Key takeaways

  • No transfer fee on amounts over £500. XE earns from the FX spread (typically 0.25 to 0.7 percent depending on the currency pair), not a headline fee.
  • The break-even with Wise is roughly £20,000. Below that, Wise's percentage fee usually wins. Above, XE's tighter spread on bulk volume wins.
  • Forward contracts available. Lock in today's rate for a transfer up to 12 months out. Useful for property purchases, deposits, planned salaries.
  • FCA-authorised, funds safeguarded. Not a bank, no FSCS, but the same protection model as Wise and WorldRemit.

Why XE wins on large transfers

Wise's pricing is a percentage of the amount. On £50,000 GBP to EUR, that is roughly 0.43% which works out at around £215. XE's pricing is a small FX spread on the wholesale rate, typically 0.25 to 0.30% for major currencies at that volume. On the same £50,000, that is closer to £140. The gap widens as the amount grows.

For property transfers, business invoices, or a one-off lump sum from a house sale, those savings cover a long weekend. The downside: XE does not have a slick app for £100 personal transfers and the onboarding is more like a stock broker than a fintech.

The structural reason: Wise's percentage fee scales with volume so the firm earns more on larger amounts. XE earns from the FX spread, which proportionally tightens as the volume grows because the underlying treasury cost of doing the deal does not scale linearly. The two pricing models cross at roughly £20,000 for major currency pairs.

Forward contracts: lock the rate today

A forward contract lets you agree today's exchange rate for a transfer that happens up to 12 months in the future. Useful in three situations:

Buying a property abroad

You owe €200,000 in three months. Lock the rate now and the cost in pounds does not change even if the market moves.
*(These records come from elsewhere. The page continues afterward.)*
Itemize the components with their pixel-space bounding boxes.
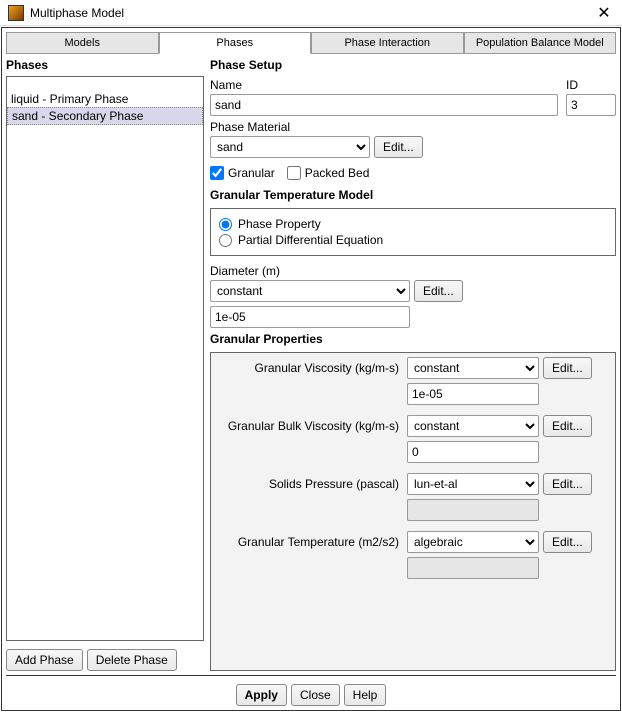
tab-phase-interaction[interactable]: Phase Interaction xyxy=(311,32,464,54)
tab-population-balance[interactable]: Population Balance Model xyxy=(464,32,617,54)
name-label: Name xyxy=(210,78,558,92)
phase-item-primary[interactable]: liquid - Primary Phase xyxy=(7,91,203,107)
packed-bed-checkbox[interactable] xyxy=(287,166,301,180)
close-button[interactable]: Close xyxy=(291,684,340,706)
granular-temperature-label: Granular Temperature (m2/s2) xyxy=(215,535,403,549)
granular-temp-model-group: Phase Property Partial Differential Equa… xyxy=(210,208,616,256)
granular-checkbox[interactable] xyxy=(210,166,224,180)
apply-button[interactable]: Apply xyxy=(236,684,287,706)
granular-properties-panel[interactable]: Granular Viscosity (kg/m-s) constant Edi… xyxy=(211,353,615,670)
granular-viscosity-value-input[interactable] xyxy=(407,383,539,405)
solids-pressure-select[interactable]: lun-et-al xyxy=(407,473,539,495)
app-icon xyxy=(8,5,24,21)
solids-pressure-value-input xyxy=(407,499,539,521)
solids-pressure-label: Solids Pressure (pascal) xyxy=(215,477,403,491)
granular-temp-model-heading: Granular Temperature Model xyxy=(210,188,616,202)
add-phase-button[interactable]: Add Phase xyxy=(6,649,83,671)
phase-list[interactable]: liquid - Primary Phase sand - Secondary … xyxy=(6,76,204,641)
packed-bed-checkbox-label[interactable]: Packed Bed xyxy=(287,166,370,180)
bulk-viscosity-label: Granular Bulk Viscosity (kg/m-s) xyxy=(215,419,403,433)
window-title: Multiphase Model xyxy=(30,6,594,20)
granular-viscosity-edit-button[interactable]: Edit... xyxy=(543,357,592,379)
phase-material-select[interactable]: sand xyxy=(210,136,370,158)
granular-viscosity-label: Granular Viscosity (kg/m-s) xyxy=(215,361,403,375)
delete-phase-button[interactable]: Delete Phase xyxy=(87,649,177,671)
title-bar: Multiphase Model ✕ xyxy=(0,0,622,26)
radio-phase-property[interactable] xyxy=(219,218,232,231)
diameter-label: Diameter (m) xyxy=(210,264,616,278)
phase-material-edit-button[interactable]: Edit... xyxy=(374,136,423,158)
diameter-edit-button[interactable]: Edit... xyxy=(414,280,463,302)
diameter-value-input[interactable] xyxy=(210,306,410,328)
id-label: ID xyxy=(566,78,616,92)
phases-heading: Phases xyxy=(6,58,204,72)
diameter-select[interactable]: constant xyxy=(210,280,410,302)
phase-material-label: Phase Material xyxy=(210,120,616,134)
solids-pressure-edit-button[interactable]: Edit... xyxy=(543,473,592,495)
id-input[interactable] xyxy=(566,94,616,116)
tab-phases[interactable]: Phases xyxy=(159,32,312,54)
granular-temperature-value-input xyxy=(407,557,539,579)
main-tabs: Models Phases Phase Interaction Populati… xyxy=(6,32,616,54)
phase-setup-heading: Phase Setup xyxy=(210,58,616,72)
bulk-viscosity-select[interactable]: constant xyxy=(407,415,539,437)
tab-models[interactable]: Models xyxy=(6,32,159,54)
phase-item-secondary[interactable]: sand - Secondary Phase xyxy=(7,107,203,125)
granular-temperature-select[interactable]: algebraic xyxy=(407,531,539,553)
name-input[interactable] xyxy=(210,94,558,116)
granular-properties-heading: Granular Properties xyxy=(210,332,616,346)
close-icon[interactable]: ✕ xyxy=(594,3,614,23)
help-button[interactable]: Help xyxy=(344,684,387,706)
dialog-buttons: Apply Close Help xyxy=(6,675,616,706)
granular-viscosity-select[interactable]: constant xyxy=(407,357,539,379)
granular-checkbox-label[interactable]: Granular xyxy=(210,166,275,180)
bulk-viscosity-value-input[interactable] xyxy=(407,441,539,463)
radio-pde[interactable] xyxy=(219,234,232,247)
granular-temperature-edit-button[interactable]: Edit... xyxy=(543,531,592,553)
bulk-viscosity-edit-button[interactable]: Edit... xyxy=(543,415,592,437)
Recurring salary in a foreign currency

Freelancers and remote workers can hedge a full year of upcoming USD or EUR income.

Tuition or expat school fees

Set the GBP cost of an annual school bill before the academic year starts.

XE typically requires a small deposit (5 to 10 percent of the contract value) when you open a forward. Available on most major currency pairs above £1,000.

Currencies, countries and delivery

XE sends to 170+ countries in 60+ currencies. Delivery is by local bank rail wherever possible, falling back to SWIFT only when needed. Most major-currency transfers settle within 1 working day.

EUR

USD

AUD

CAD

NZD

JPY

CHF

INR

HKD

SGD

ZAR

NOK

A selection. Full list at xe.com.

The Selectra verdict

Use XE if

  • You are sending more than £20,000 in one go (property, lump sum, business).
  • You want to lock in today's rate for a future payment (forward contract).
  • You prefer no headline fee, with the cost baked into a small FX margin.
  • You want a named relationship manager for high-value transfers.

Look elsewhere if

  • You send small amounts (under £20,000): Wise is usually cheaper.
  • You need mobile money or cash pickup: WorldRemit is built for that.
  • You want to hold a multi-currency balance: Wise's account is the tool.

The Selectra expert answers your questions

Same brand, same parent company (Euronet Worldwide), separate products. XE.com is the currency reference site you have probably used. XE Money Transfer is the regulated payments arm that actually sends money. Signing up for transfers is a separate process.

No headline transfer fee on amounts over £500 (some currencies, some payment methods). XE still earns from the FX spread, typically 0.25 to 0.7 percent above mid-market. So "no fees" means no separate line item, not zero cost. Always compare the amount delivered, not the fee.

Most major-currency transfers settle within 1 working day using local rails (SEPA for EUR, ACH for USD, etc.). XE shows an estimated delivery time on every quote. Forward contracts settle on the date you choose, up to 12 months out.

XE Money Transfer Europe Ltd is FCA-authorised as an Authorised Payment Institution. Customer funds are safeguarded in segregated accounts at tier-one banks. The protection works like Wise and WorldRemit: returnable in insolvency, not FSCS-compensated. For an in-and-out transfer, this is fine.

Two scenarios. Transfers above ~£20,000 in major currencies, where XE's spread on bulk volume beats Wise's percentage fee. Forward contracts, which Wise does not offer to personal customers. Below £20,000 in major currencies, Wise is almost always cheaper.